In some sense this exception is implicit in the fact that murder and manslaughter are distinct offenses, and the first exceptions are pretty specific  about referring only to murder (as opposed to any homicide offense).  Let’s take a look at second degree manslaughter:

 A person is guilty of manslaughter in the second degree when: …
3. He intentionally causes or aids another person to commit suicide.
Manslaughter in the second degree is a class C felony.

There’s yet another wrinkle here: Danvers didn’t kill Osborn, so she would have to be charged with attempted second degree manslaughter.  Normally attempted manslaughter is a nonexistent crime, since attempt requires intent whereas manslaughter is ordinarily a crime of recklessness.  People v.

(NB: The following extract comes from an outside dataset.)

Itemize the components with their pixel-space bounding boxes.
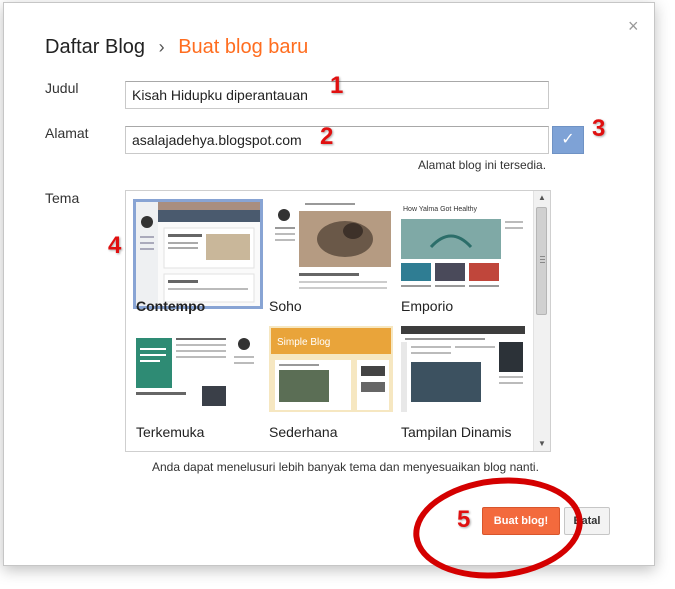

Martinez, 81 N.Y.2d 810, 811-12 (1993).  But the suicide version of second degree manslaughter does require intent.  I couldn’t find any cases on the subject, but it appears to me that if someone attempts to cause another person’s suicide then that person could be charged with attempted second degree manslaughter (in New York, anyway).

Assuming this is the case, could Danvers be charged with both crimes (attempted manslaughter and promoting a suicide attempt)?  The final complication is that one offense may be a lesser included offense of the other, meaning that Danvers could be charged with one or the other but not both.  Let’s look at them again:

A person is guilty of promoting a suicide attempt when he intentionally causes or aids another person to attempt suicide.

and (adding the elements of attempt):

A person is guilty of [attempted second degree manslaughter] when, with intent to commit [second degree manslaughter], he engages in conduct which tends to effect [intentionally causing or aiding another person to commit suicide].

Does one of these offenses completely overlap with the other?  Attempted second degree manslaughter is the slightly broader offense, as I read it, requiring intentionally engaging in conduct which tends to effect intentionally causing or aiding another person to commit suicide (but not, you’ll note, actually causing or aiding the suicide or even necessarily causing or aiding an attempt; it appears to be sufficient to intentionally try to do so).

Promoting a suicide attempt requires “intentionally causing or aiding another person to attempt suicide.”  In other words, the suicide must actually be attempted.

It seems, then, that if one promotes a suicide attempt, then one has necessarily also committed attempted second degree manslaughter, and so one could be charged with one or the other but not both.  This all assumes that attempted second degree manslaughter (of the suicide-promotion type) is a recognizable offense under New York law.  That is a novel theory, so it’s hard to say for sure.

What is clear, though, is that Danvers could not be charged with attempted murder, nor with completed manslaughter.  She could definitely be charged with promoting a suicide attempt, which is a class E felony.  If she could instead be charged with attempted second degree manslaughter, then that would be a class D felony (attempt bumps the class C felony of second degree manslaughter down a notch).  So there would be a good reason for a prosecutor to put forward the novel theory that intentionally causing or aiding an attempted suicide should be chargeable as attempted second degree manslaughter.